Er küsste sie sanft, dann drängend, schob seine Hand in ihren Nacken und sie öffnete ihre Lippen. Es gefiel ihr, und der leichte Schwindel machte sie fast willenlos. Aber als sie seine andere Hand auf der Brust spürte, schüttelte sie ihn ab.
„Schluss! Das war nicht abgemacht! Es reicht für jetzt und alle Zeit! Und wehe, du sagst ein Wort zu deinen Freunden. Wenn ich was darüber höre, sage ich, du hättest mir aufgelauert und mich vergewaltigen wollen!“
Sie hatte es mit einem drohenden Unterton gesagt; er sah sie erschrocken an und nickte.
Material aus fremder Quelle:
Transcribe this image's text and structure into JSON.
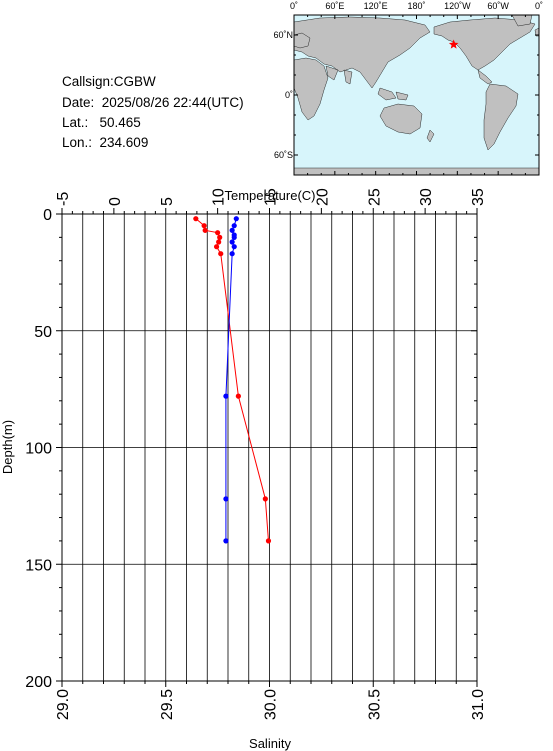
{
  "header": {
    "callsign_line": "Callsign:CGBW",
    "date_line": "Date:  2025/08/26 22:44(UTC)",
    "lat_line": "Lat.:   50.465",
    "lon_line": "Lon.:  234.609"
  },
  "map": {
    "lon_labels": [
      "0˚",
      "60˚E",
      "120˚E",
      "180˚",
      "120˚W",
      "60˚W",
      "0˚"
    ],
    "lat_labels": [
      "60˚N",
      "0˚",
      "60˚S"
    ],
    "ocean_color": "#d7f5fb",
    "land_color": "#c0c0c0",
    "station": {
      "lon": 234.609,
      "lat": 50.465,
      "marker_color": "#ff0000",
      "marker": "star"
    }
  },
  "chart_data": {
    "type": "scatter",
    "top_axis": {
      "label": "Temperature(C)",
      "range": [
        -5,
        35
      ],
      "ticks": [
        "-5",
        "0",
        "5",
        "10",
        "15",
        "20",
        "25",
        "30",
        "35"
      ]
    },
    "bottom_axis": {
      "label": "Salinity",
      "range": [
        29.0,
        31.0
      ],
      "ticks": [
        "29.0",
        "29.5",
        "30.0",
        "30.5",
        "31.0"
      ]
    },
    "y_axis": {
      "label": "Depth(m)",
      "range": [
        0,
        200
      ],
      "inverted": true,
      "ticks": [
        "0",
        "50",
        "100",
        "150",
        "200"
      ]
    },
    "grid": true,
    "series": [
      {
        "color": "#ff0000",
        "axis": "top",
        "connected": true,
        "points": [
          {
            "x": 7.9,
            "y": 2
          },
          {
            "x": 8.7,
            "y": 5
          },
          {
            "x": 8.8,
            "y": 7
          },
          {
            "x": 10.0,
            "y": 8
          },
          {
            "x": 10.2,
            "y": 10
          },
          {
            "x": 10.1,
            "y": 12
          },
          {
            "x": 9.9,
            "y": 14
          },
          {
            "x": 10.3,
            "y": 17
          },
          {
            "x": 12.0,
            "y": 78
          },
          {
            "x": 14.6,
            "y": 122
          },
          {
            "x": 14.9,
            "y": 140
          }
        ]
      },
      {
        "color": "#0000ff",
        "axis": "bottom",
        "connected": true,
        "points": [
          {
            "x": 29.84,
            "y": 2
          },
          {
            "x": 29.83,
            "y": 5
          },
          {
            "x": 29.82,
            "y": 7
          },
          {
            "x": 29.83,
            "y": 9
          },
          {
            "x": 29.83,
            "y": 10
          },
          {
            "x": 29.82,
            "y": 12
          },
          {
            "x": 29.83,
            "y": 14
          },
          {
            "x": 29.82,
            "y": 17
          },
          {
            "x": 29.79,
            "y": 78
          },
          {
            "x": 29.79,
            "y": 122
          },
          {
            "x": 29.79,
            "y": 140
          }
        ]
      }
    ]
  }
}
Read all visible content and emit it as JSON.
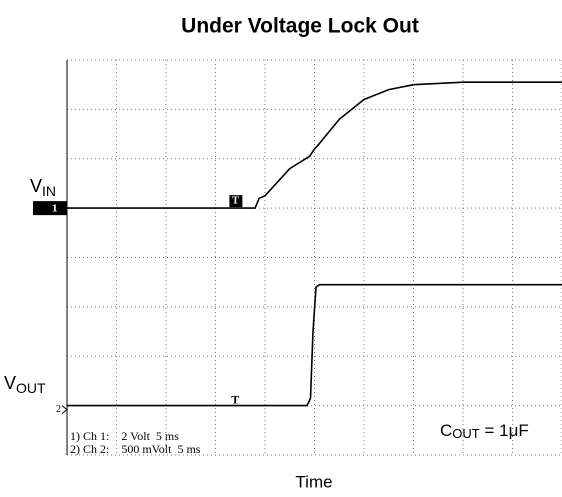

„Kannst dich drauf verlassen! Ich mag dich und will dir nichts Schlechtes. Hier im Dorf mögen sie dich nicht. Sie sind neidisch und glauben, du wärst der eigentliche Grund, warum Moni damals abgehauen ist.“
„Was hatten sie mit Moni zu tun?“
„Sie mochten Moni, sie war von hier, aus dem Dorf; sie ist hier zur Schule gegangen. Ich weiß, dass du nicht der Grund für ihre plötzliche Abreise warst; Udo hat mir erzählt, dass sie wohl schon länger einen Freund in der Stadt hatte.“
„Wie war sie denn?“
„Sie war so schön wie du, aber sie machte alle Männer an; Udo war ständig eifersüchtig. Er soll sie einmal verprügelt haben – sagt man!“, fügte er entschuldigend hinzu.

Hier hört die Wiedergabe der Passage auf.